Rogan doh disse no Reddit:
I might sound insensitive, but the girl's parents deserve blame as well. In spite of a history of abuse (one occasion even in front of the father) they did not take any steps to keep her away from the environment. It's sad that in our country “log kya kahenge” [what will people tell] and oh God, my daughter might end up a divorcee who overcomes the need to protect the physical and mental well being of their child.”
Eu talvez pareça insensível, mas os pais da garota são culpados também. Apesar da história de abuso (em uma ocasião inclusive na frente do pai), eles não tomaram nenhuma medida para mantê-la longe daquele ambiente. É triste que no nosso país “log kya kahenge” (o que as pessoas vão dizer) e ah! Deus, minha filha pode acabar sendo uma divorciada que supera a necessidade de proteger o bem-estar físico e mental de sua filha.
O ministro-chefe de Kerala Pinarayi Vijayan tuitou em solidariedade e prometeu uma série de medidas:
As a society, we need to reform the prevailing marriage system. Marriage must not be a pompous show of the family's social status and wealth. Parents have to realise that the barbaric dowry system degrades our daughters as commodities. We must treat them better, as human beings.

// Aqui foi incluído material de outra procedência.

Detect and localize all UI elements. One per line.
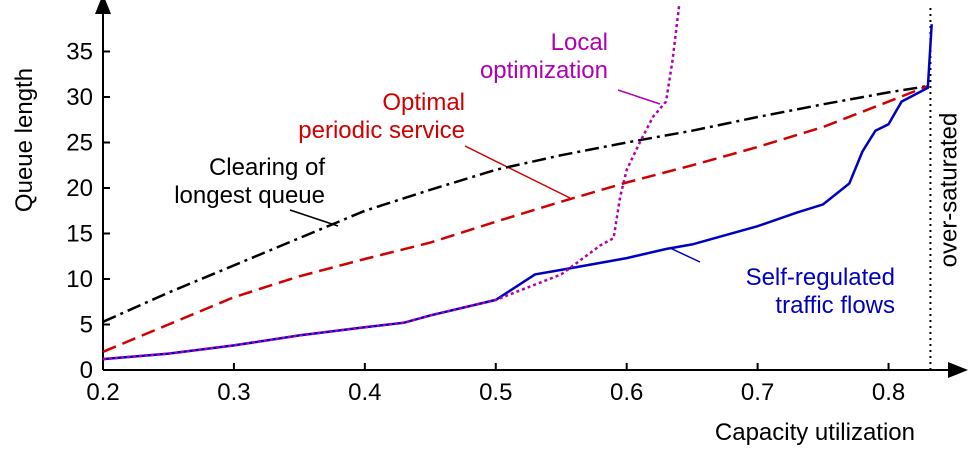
- annotation: Self-regulated: [746, 264, 895, 291]
- x-tick-label: 0.4: [348, 379, 381, 406]
- saturation-label: over-saturated: [935, 113, 962, 268]
- y-tick-label: 25: [66, 130, 93, 157]
- x-tick-label: 0.2: [86, 379, 119, 406]
- x-tick-label: 0.6: [610, 379, 643, 406]
- annotation: longest queue: [174, 182, 325, 209]
- series-line: [102, 5, 681, 361]
- y-tick-label: 15: [66, 221, 93, 248]
- leader: [617, 89, 661, 105]
- annotation: Optimal: [382, 89, 465, 116]
- series-line: [102, 84, 929, 353]
- annotation: Local: [551, 29, 608, 56]
- y-tick-label: 30: [66, 84, 93, 111]
- annotation: periodic service: [298, 117, 465, 144]
- y-tick-label: 20: [66, 175, 93, 202]
- y-tick-label: 10: [66, 266, 93, 293]
- leader: [669, 247, 701, 263]
- y-tick-label: 35: [66, 39, 93, 66]
- x-axis-label: Capacity utilization: [715, 419, 915, 446]
- annotation: Clearing of: [209, 154, 325, 181]
- annotation: optimization: [480, 57, 608, 84]
- y-tick-label: 0: [80, 357, 93, 384]
- x-tick-label: 0.3: [217, 379, 250, 406]
- y-tick-label: 5: [80, 312, 93, 339]
- x-tick-label: 0.8: [872, 379, 905, 406]
- y-axis-label: Queue length: [11, 68, 38, 212]
- series-line: [102, 84, 928, 323]
- leader: [464, 145, 571, 199]
- leader: [289, 209, 339, 227]
- annotation: traffic flows: [775, 292, 895, 319]
- x-tick-label: 0.7: [741, 379, 774, 406]
- x-tick-label: 0.5: [479, 379, 512, 406]
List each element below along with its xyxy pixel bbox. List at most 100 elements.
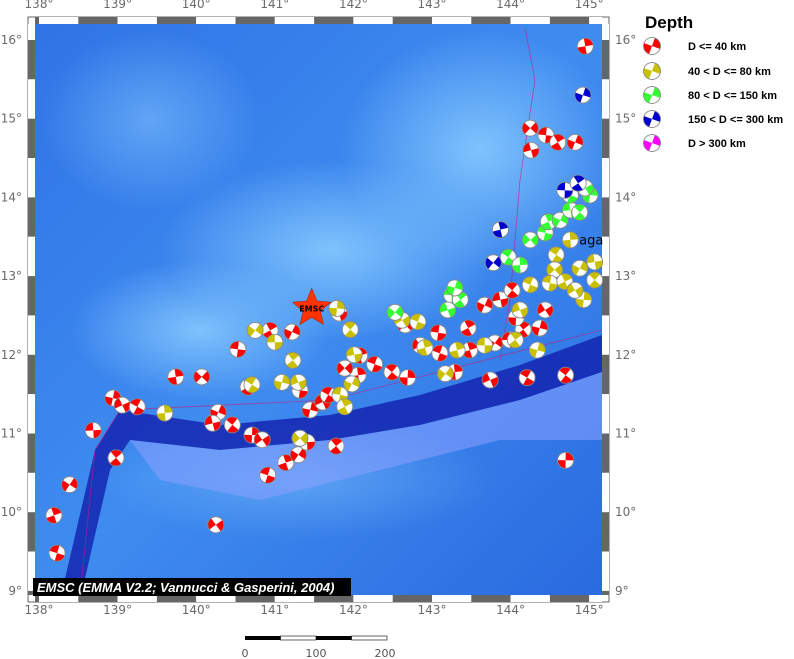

— Pinarayi Vijayan (@vijayanpinarayi) June 23, 2021
Como sociedade, precisamos reformar o sistema matrimonial predominante. O casamento não pode ser uma exibição pomposa do status social e econômico da família. Os pais precisam perceber que o sistema bárbaro dos dotes reduz nossas filhas a mercadorias. Devemos tratá-las melhor, como seres humanos.
No entanto, registros do passado provam que departamentos locais e governos têm fracassado bastante. Acesso a apoio médico e de saúde mental continua difícil para muitas. A cultura pop e filmes regionais repetidamente glorificam a violência de parceiros íntimos como um efeito colateral do amor e focam temas como honra familiar, vigilância excessiva, estupro marital, controle e abuso doméstico. Ainda, inteiras gerações de homens jovens continuam a descaradamente pedir dotes apesar de alegarem terem valores modernos. Apenas um movimento militante de base tem o potencial para reformular o sistema e restaurar a justiça.